Les demandeurs invoquent, à l'appui de leur pourvoi, un moyen unique de cassation.
Le dossier a été communiqué au procureur général.
Sur le rapport de Mme Grandjean, conseiller, les observations de la SCP Alain Bénabent, avocat de MM. [L], [N] et [Y] [M], de la SCP Piwnica et Molinié, avocat de M. [G], après débats en l'audience publique du 7 novembre 2023 où étaient présents Mme Teiller, président, Mme Grandjean, conseiller rapporteur, M. Echappé, conseiller doyen, et Mme Catherine, greffier de chambre,
la troisième chambre civile de la Cour de cassation, composée des président et conseillers précités, après en avoir délibéré conformément à la loi, a rendu le présent arrêt.
Faits et procédure
1. Selon l'arrêt attaqué (Aix-en-Provence, 24 mars 2022), le 29 juin 1978, [E] et [I] [M], aux droits desquels viennent désormais MM. [L], [Y] et [N] [M] (les bailleurs), ont donné à bail commercial à M. [G] (le locataire), un hangar pour y exercer l'activité de réparation de véhicules automobiles et vente.

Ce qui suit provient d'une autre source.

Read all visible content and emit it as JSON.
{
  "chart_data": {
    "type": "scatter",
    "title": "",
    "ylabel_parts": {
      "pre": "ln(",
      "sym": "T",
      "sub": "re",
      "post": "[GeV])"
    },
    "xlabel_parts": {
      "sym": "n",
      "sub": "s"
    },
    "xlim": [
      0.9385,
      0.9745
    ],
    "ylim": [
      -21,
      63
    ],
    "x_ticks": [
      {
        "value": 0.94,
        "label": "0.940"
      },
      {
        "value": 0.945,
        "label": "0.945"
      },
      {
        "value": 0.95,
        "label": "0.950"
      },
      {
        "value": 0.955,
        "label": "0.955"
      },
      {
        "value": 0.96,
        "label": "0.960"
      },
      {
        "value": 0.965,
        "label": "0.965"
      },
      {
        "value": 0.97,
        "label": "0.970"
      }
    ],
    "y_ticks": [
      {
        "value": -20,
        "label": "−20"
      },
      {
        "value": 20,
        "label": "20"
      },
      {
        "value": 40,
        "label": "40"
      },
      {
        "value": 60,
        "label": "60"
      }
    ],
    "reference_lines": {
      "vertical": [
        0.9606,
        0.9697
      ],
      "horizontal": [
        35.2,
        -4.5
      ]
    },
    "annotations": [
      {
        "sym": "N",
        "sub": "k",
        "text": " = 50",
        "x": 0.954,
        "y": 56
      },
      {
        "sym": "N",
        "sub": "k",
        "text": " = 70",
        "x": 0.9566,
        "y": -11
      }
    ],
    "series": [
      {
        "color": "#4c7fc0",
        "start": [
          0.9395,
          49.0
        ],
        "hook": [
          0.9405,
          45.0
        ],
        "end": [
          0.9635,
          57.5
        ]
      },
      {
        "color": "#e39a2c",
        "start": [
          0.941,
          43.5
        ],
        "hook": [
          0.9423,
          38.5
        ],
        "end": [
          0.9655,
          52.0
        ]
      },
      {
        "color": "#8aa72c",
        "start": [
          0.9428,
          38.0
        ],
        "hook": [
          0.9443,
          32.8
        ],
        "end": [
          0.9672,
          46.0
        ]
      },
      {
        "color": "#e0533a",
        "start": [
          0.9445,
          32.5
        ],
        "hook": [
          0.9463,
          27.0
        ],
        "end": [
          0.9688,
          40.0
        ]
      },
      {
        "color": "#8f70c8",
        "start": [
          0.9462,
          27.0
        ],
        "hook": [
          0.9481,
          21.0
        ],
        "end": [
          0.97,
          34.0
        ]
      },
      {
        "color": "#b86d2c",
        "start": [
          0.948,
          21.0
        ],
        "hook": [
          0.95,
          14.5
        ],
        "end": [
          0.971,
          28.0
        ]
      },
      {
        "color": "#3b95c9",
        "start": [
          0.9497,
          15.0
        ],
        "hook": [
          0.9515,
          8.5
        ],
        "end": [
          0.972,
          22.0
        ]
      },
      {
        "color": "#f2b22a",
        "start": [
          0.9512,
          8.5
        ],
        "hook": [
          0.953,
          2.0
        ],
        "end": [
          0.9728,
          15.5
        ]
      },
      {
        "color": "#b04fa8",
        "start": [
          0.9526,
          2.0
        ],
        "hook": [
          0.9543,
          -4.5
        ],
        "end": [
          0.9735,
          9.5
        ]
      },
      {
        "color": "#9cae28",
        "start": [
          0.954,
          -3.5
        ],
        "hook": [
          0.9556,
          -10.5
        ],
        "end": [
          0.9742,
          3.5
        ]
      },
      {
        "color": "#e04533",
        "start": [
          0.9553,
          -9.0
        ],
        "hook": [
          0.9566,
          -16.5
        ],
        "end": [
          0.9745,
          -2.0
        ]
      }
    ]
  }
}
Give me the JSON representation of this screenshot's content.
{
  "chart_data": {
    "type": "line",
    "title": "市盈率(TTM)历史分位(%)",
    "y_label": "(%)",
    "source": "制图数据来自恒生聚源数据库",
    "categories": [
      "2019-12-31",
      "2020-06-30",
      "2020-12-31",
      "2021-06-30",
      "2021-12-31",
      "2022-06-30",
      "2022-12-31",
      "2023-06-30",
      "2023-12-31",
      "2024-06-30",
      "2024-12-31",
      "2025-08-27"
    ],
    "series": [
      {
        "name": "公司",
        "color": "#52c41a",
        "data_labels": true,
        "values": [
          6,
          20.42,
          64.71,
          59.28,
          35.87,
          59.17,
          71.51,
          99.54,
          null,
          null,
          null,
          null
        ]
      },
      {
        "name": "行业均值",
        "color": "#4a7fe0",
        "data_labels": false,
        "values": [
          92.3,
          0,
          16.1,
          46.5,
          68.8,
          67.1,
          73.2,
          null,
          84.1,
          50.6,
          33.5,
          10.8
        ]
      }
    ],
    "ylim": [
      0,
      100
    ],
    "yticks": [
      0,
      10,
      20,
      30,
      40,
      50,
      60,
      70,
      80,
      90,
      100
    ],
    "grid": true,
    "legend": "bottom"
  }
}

2. Le 22 mars 2018, le locataire a assigné les bailleurs en contestation du commandement de payer des loyers échus, notifié par eux le 8 février 2018 et en remboursement d'un trop-payé de loyers.
Examen du moyen
Enoncé du moyen
3. Les bailleurs font grief à l'arrêt d'annuler le commandement visant la clause résolutoire insérée au bail et de les condamner solidairement à restituer à M. [G] la somme de 64 548 euros au titre du trop-perçu de loyers, alors « que le caractère consensuel d'un contrat n'impose pas que les volontés contractuelles soient formulées de manière expresse, de sorte que si le silence ne vaut pas à lui seul acceptation, il n'en est pas de même lorsque les circonstances permettent de donner à ce silence la signification d'une acceptation ; qu'en l'espèce, les consorts [M] faisaient valoir, dans leurs conclusions d'appel, qu'ils avaient « hérité du bien immobilier au décès de leur deuxième parent, au mois de septembre 2017. C'est dans le cadre du règlement de cette succession que ces derniers ont récupéré les documents conservés par leurs parents dans leurs affaires personnelles, depuis des années, notamment concernant la location du local commercial à M. [G] »,mais que « dans ce contexte », ils n'avaient pas « retrouvé les justificatifs d'envoi et/ou les accusés de réception des courriers datant de 2004, 2007, 2010 et 2013 » ; qu'ils ajoutaient que « M. [X] [G] a parfaitement réceptionné les lettres recommandées et a accepté l'indexation appliquée », dès lors qu'il avait «toujours payé le montant exact des loyers révisés. En effet, aucune règle de forme n'est requise s'agissant des modalités d'acceptation de la révision du loyer, de sorte que cette acceptation peut résulter du règlement du loyer indexé » ; que la cour d'appel a elle-même relevé que les consorts [M] produisaient « plusieurs courriers datés respectivement du 14 décembre 2004, du 12 décembre 2007, du 21 décembre 2010, du 15 décembre 2013 et un dernier non daté qui évoque une prise d'effet au mois de juillet 2014 » ; qu'il résultait nécessairement du paiement exact, par M. [G], du montant des loyers révisés depuis la signature du bail en 1978, l'acceptation tacite, par ce dernier, des indexations successives appliquées par les bailleurs ; qu'en retenant au contraire que « le fait que le preneur ait payé le montant du loyer révisé selon l'indice du coût de la construction ne saurait valoir acceptation tacite de cette révision et ne peut dispenser les bailleurs de respecter la forme requise », la cour d'appel a violé les articles 1108 et 1134 (devenu 1103) du code civil, dans leur rédaction antérieure à celle de l'ordonnance du 10 février 2016. »
Réponse de la Cour
4. Pour condamner les bailleurs à restituer un trop-perçu de loyers correspondant aux révisions triennales, la cour d'appel a relevé que le bail prévoyait que la demande de révision devait être faite par les bailleurs par lettre recommandée avec demande d'avis de réception trois mois au moins avant l'expiration de la période triennale.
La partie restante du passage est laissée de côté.